While watching Goon recently, I learned of Chilliwack’s Fly at Night. Can anybody suggest any similarly good songs I might not have heard before? I lean toward the prog-y and not the blues-y, btw. Thanks.
Something about that song really reminds me of Dave Mason’s “Mystic Traveler.”
I’ve been in thrall to the recently-named but old 70’s genre now known as “junkshop glam”. Perhaps some of that fits?
“Va Va Va Voom” by Brett Smiley
Ok, I’ll back off the Junkshop Glam a bit. Some more odds and sods:
“Shaking It Down” by the Bell Heirs (Also released on the solo album by the main guy in the Bell Heirs, Robert A. Johnson, who got some FM radio play with this song and others in the midwest in the mid-70’s.)
“Palace Of Love” by Doll By Doll Doll By Doll had to have been a publicist’s nightmare. Were they punks? Sort of. Were they metal? Yeah, definitely, except when they weren’t. Were they prog rock? They kinda were…again, except when they weren’t. Jackie Leven’s multi-octave scale-running voice may take some getting used to here, but this song is just aces. From 1979.
“The Days Grew Longer For Love” by Andwellas Dream An Irish band, this cut is from 1969, and a totally amazing blend of folk and psych in perfect doses.
“Bordeaux Rose” by Fairfield Parlour Fairfield Parlour were actually a band called Kaleidoscope, but for whatever reason the third Kaleidoscope album found them rebranded under the name Fairfield Parlour.

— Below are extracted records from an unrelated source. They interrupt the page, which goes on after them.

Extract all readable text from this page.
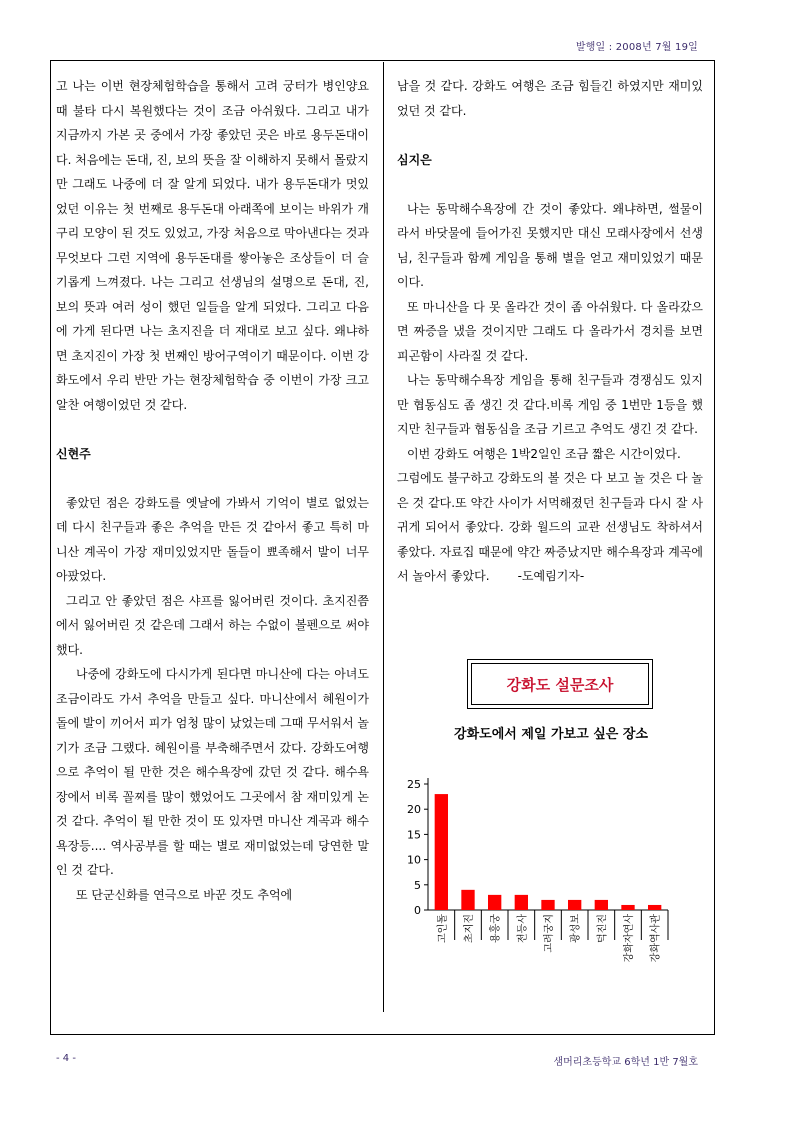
발행일 : 2008년 7월 19일

고 나는 이번 현장체험학습을 통해서 고려 궁터가 병인양요 때 불타 다시 복원했다는 것이 조금 아쉬웠다. 그리고 내가 지금까지 가본 곳 중에서 가장 좋았던 곳은 바로 용두돈대이다. 처음에는 돈대, 진, 보의 뜻을 잘 이해하지 못해서 몰랐지만 그래도 나중에 더 잘 알게 되었다. 내가 용두돈대가 멋있었던 이유는 첫 번째로 용두돈대 아래쪽에 보이는 바위가 개구리 모양이 된 것도 있었고, 가장 처음으로 막아낸다는 것과 무엇보다 그런 지역에 용두돈대를 쌓아놓은 조상들이 더 슬기롭게 느껴졌다. 나는 그리고 선생님의 설명으로 돈대, 진, 보의 뜻과 여러 성이 했던 일들을 알게 되었다. 그리고 다음에 가게 된다면 나는 초지진을 더 재대로 보고 싶다. 왜냐하면 초지진이 가장 첫 번째인 방어구역이기 때문이다. 이번 강화도에서 우리 반만 가는 현장체험학습 중 이번이 가장 크고 알찬 여행이었던 것 같다.

신현주

좋았던 점은 강화도를 옛날에 가봐서 기억이 별로 없었는데 다시 친구들과 좋은 추억을 만든 것 같아서 좋고 특히 마니산 계곡이 가장 재미있었지만 돌들이 뾰족해서 발이 너무 아팠었다.

그리고 안 좋았던 점은 샤프를 잃어버린 것이다. 초지진쯤에서 잃어버린 것 같은데 그래서 하는 수없이 볼펜으로 써야했다.

나중에 강화도에 다시가게 된다면 마니산에 다는 아녀도 조금이라도 가서 추억을 만들고 싶다. 마니산에서 혜원이가 돌에 발이 끼어서 피가 엄청 많이 났었는데 그때 무서워서 놀기가 조금 그랬다. 혜원이를 부축해주면서 갔다. 강화도여행으로 추억이 될 만한 것은 해수욕장에 갔던 것 같다. 해수욕장에서 비록 꼴찌를 많이 했었어도 그곳에서 참 재미있게 논 것 같다. 추억이 될 만한 것이 또 있자면 마니산 계곡과 해수욕장등.... 역사공부를 할 때는 별로 재미없었는데 당연한 말인 것 같다.

또 단군신화를 연극으로 바꾼 것도 추억에

남을 것 같다. 강화도 여행은 조금 힘들긴 하였지만 재미있었던 것 같다.

심지은

나는 동막해수욕장에 간 것이 좋았다. 왜냐하면, 썰물이라서 바닷물에 들어가진 못했지만 대신 모래사장에서 선생님, 친구들과 함께 게임을 통해 별을 얻고 재미있었기 때문이다.

또 마니산을 다 못 올라간 것이 좀 아쉬웠다. 다 올라갔으면 짜증을 냈을 것이지만 그래도 다 올라가서 경치를 보면 피곤함이 사라질 것 같다.

나는 동막해수욕장 게임을 통해 친구들과 경쟁심도 있지만 협동심도 좀 생긴 것 같다.비록 게임 중 1번만 1등을 했지만 친구들과 협동심을 조금 기르고 추억도 생긴 것 같다.

이번 강화도 여행은 1박2일인 조금 짧은 시간이었다.

그럼에도 불구하고 강화도의 볼 것은 다 보고 놀 것은 다 놀은 것 같다.또 약간 사이가 서먹해졌던 친구들과 다시 잘 사귀게 되어서 좋았다. 강화 월드의 교관 선생님도 착하셔서 좋았다. 자료집 때문에 약간 짜증났지만 해수욕장과 계곡에서 놀아서 좋았다. -도예림기자-

강화도 설문조사
강화도에서 제일 가보고 싶은 장소
0
5
10
15
20
25
고인돌 초지진 용흥궁 전등사 고려궁지 광성보 덕진진 강화자연사 강화역사관
- 4 -	샘머리초등학교 6학년 1반 7월호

This song should’ve charted for them…but didn’t.
“666: Apocalypse of St. John” by Aphrodite’s Child. Someone on another forum told me about it, as I’d never heard of it before. It is an amazingly good album. Was I just out of the loop on this one by the way? Or is it actually a less known work?

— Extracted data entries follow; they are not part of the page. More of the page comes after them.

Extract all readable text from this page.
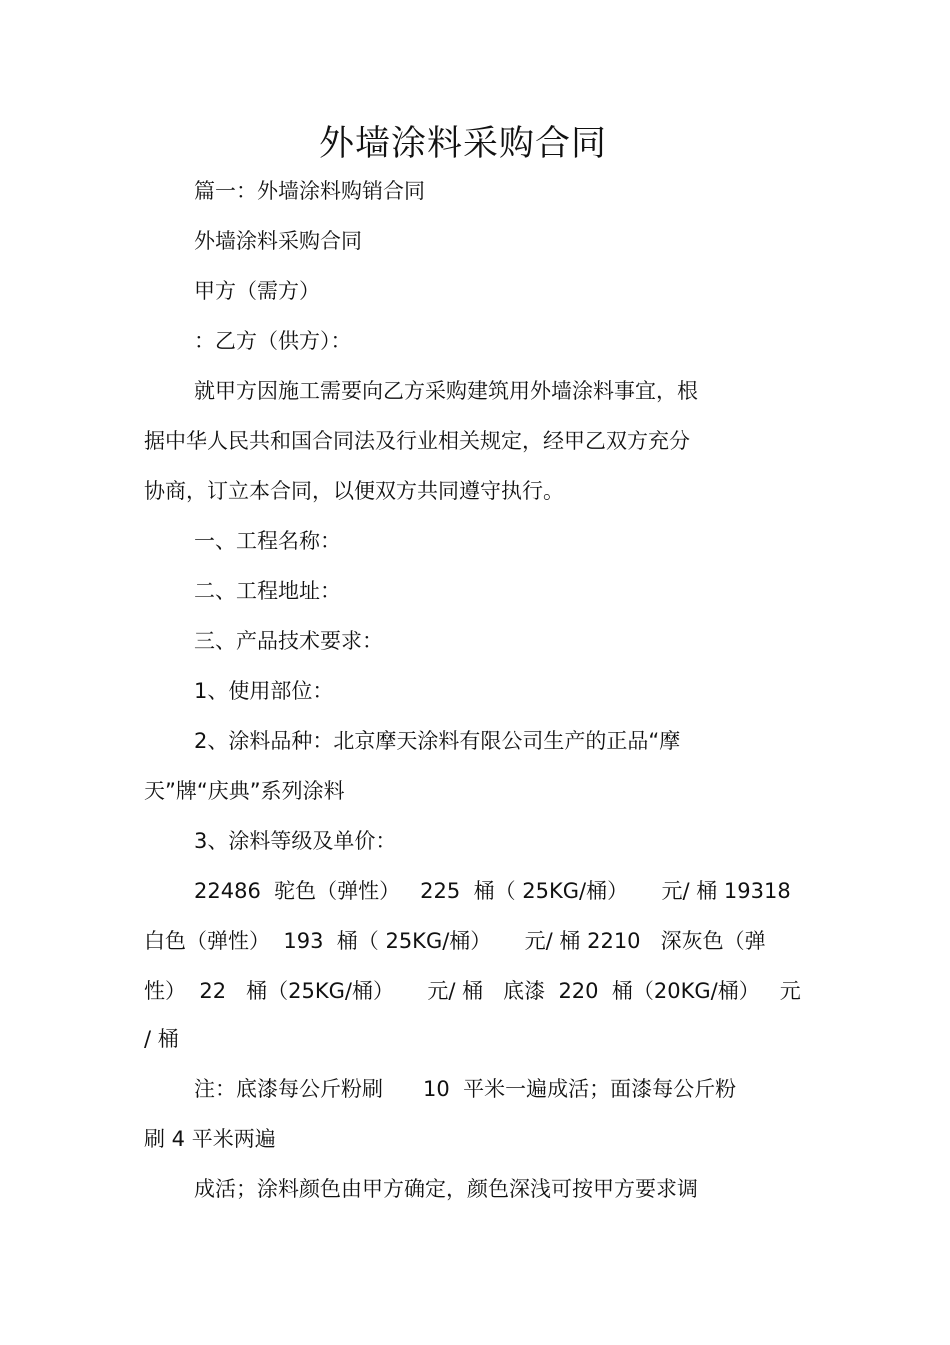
外墙涂料采购合同
篇一：外墙涂料购销合同
外墙涂料采购合同
甲方（需方）
：乙方（供方）：
就甲方因施工需要向乙方采购建筑用外墙涂料事宜，根
据中华人民共和国合同法及行业相关规定，经甲乙双方充分
协商，订立本合同，以便双方共同遵守执行。
一、工程名称：
二、工程地址：
三、产品技术要求：
1、使用部位：
2、涂料品种：北京摩天涂料有限公司生产的正品“摩
天”牌“庆典”系列涂料
3、涂料等级及单价：
22486  驼色（弹性）   225  桶（ 25KG/桶）     元/ 桶 19318
白色（弹性）  193  桶（ 25KG/桶）     元/ 桶 2210   深灰色（弹
性）  22   桶（25KG/桶）     元/ 桶   底漆  220  桶（20KG/桶）   元
/ 桶
注：底漆每公斤粉刷      10  平米一遍成活；面漆每公斤粉
刷 4 平米两遍
成活；涂料颜色由甲方确定，颜色深浅可按甲方要求调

Here’s a Youtube clip of one of the main tracks, so you can get a taste of the album.
JPR: Go hunt down a ridiculous record by a band called Captain Beyond - the first, self-titled one from 1972. It’s a sort-of supergroup made up of dudes from Deep Purple and Iron Butterfly. It’s prog meets hard rock meets boogie - lots of awesome riffage and wonky song structures, but never forgets to rock.

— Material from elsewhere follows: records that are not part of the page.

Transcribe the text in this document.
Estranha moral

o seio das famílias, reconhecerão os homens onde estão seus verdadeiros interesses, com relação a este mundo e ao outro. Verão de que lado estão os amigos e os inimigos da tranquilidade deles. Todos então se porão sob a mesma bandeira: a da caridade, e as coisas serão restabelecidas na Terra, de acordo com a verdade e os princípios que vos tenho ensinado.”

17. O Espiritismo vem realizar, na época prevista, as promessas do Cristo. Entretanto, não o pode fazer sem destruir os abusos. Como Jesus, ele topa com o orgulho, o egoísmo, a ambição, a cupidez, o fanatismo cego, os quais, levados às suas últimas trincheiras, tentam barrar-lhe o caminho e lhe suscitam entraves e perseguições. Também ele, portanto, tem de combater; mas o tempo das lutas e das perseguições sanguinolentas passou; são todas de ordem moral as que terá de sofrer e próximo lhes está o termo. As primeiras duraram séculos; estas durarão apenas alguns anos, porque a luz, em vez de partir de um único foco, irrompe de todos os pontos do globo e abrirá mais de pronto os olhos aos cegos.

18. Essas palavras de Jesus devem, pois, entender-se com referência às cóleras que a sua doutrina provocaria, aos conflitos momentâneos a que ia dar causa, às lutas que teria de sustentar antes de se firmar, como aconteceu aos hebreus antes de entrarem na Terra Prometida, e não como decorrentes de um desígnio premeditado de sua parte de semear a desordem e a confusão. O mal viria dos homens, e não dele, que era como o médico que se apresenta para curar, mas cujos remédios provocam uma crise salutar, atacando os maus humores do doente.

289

Try the first track, Dancing Madly Backwards, on for size.
You were just out of the loop. FM radio played the ever-loving shit out of “Four Horsemen” throughout the seventies and especially in the eighties where it really seemed to catch. They were a Greek band, and their main songwriter was keyboardist Evangelos Papathanassiou…
…who was better known by his nickname, Vangelis.
Yep, the composer of the Chariots Of Fire score and Blade Runner score started off in a Greek prog rock band.
No way, the dude behind one half of Jon & Vangelis was in a prog band?
I wasn’t going to mention that egregious hatecrime against music, but yeah, since you brought it up, Vangelis has all kinds of prog rock “cred”…but he kind of sucks, Aphrodite’s Child kind of sucks (666 rivals Tales From Topographic Oceans and Brain Salad Surgery for being the best example of most pretentious, dull, and unintentionally hilarious excesses of musical overreach in the post-Beatles era). The world would be a much better place had someone put a pillow over the face of “Friends Of Mr. Cairo” in the crib before it was ever born.
Did you know Monster Magnet directly ripped off a riff from that album?
Also, dig this new release, which Advanced Demonology just hipped me to:
http://www.youtube.com/watch?v=kWiBTnGoGM8&feature=player_embedded#!
I did not, but it does not surprise me.
Also, I secretly love “The Friends Of Mr. Cairo”. Sometimes things can be so wildly horrible that they cycle back around into awesome for me, and that’s a great example.
No links to provide, but check out Wishbone Ash, best known for the song Blowin’ Free, and their album entitled Argus. Good classic rock with a twist of prog.
The first Captain Beyond album is great. The second okay and the third forgettable.
Not an obscure band at all, but one of the lesser known songs. Jethro Tull’s We Used to Know:
Don’t know how far beyond basic 4-bar stomp you’re looking to go, but you might want to try some Gentle Giant.
Oh, you know what else — for pure classic rock, if you haven’t heard the album tracks on Little Feat’s first four albums, you’ve just gotta. The songs are great, and those fuckers could PLAY together! Too bad that Lowell George liked to snort coke and drink brandy so much.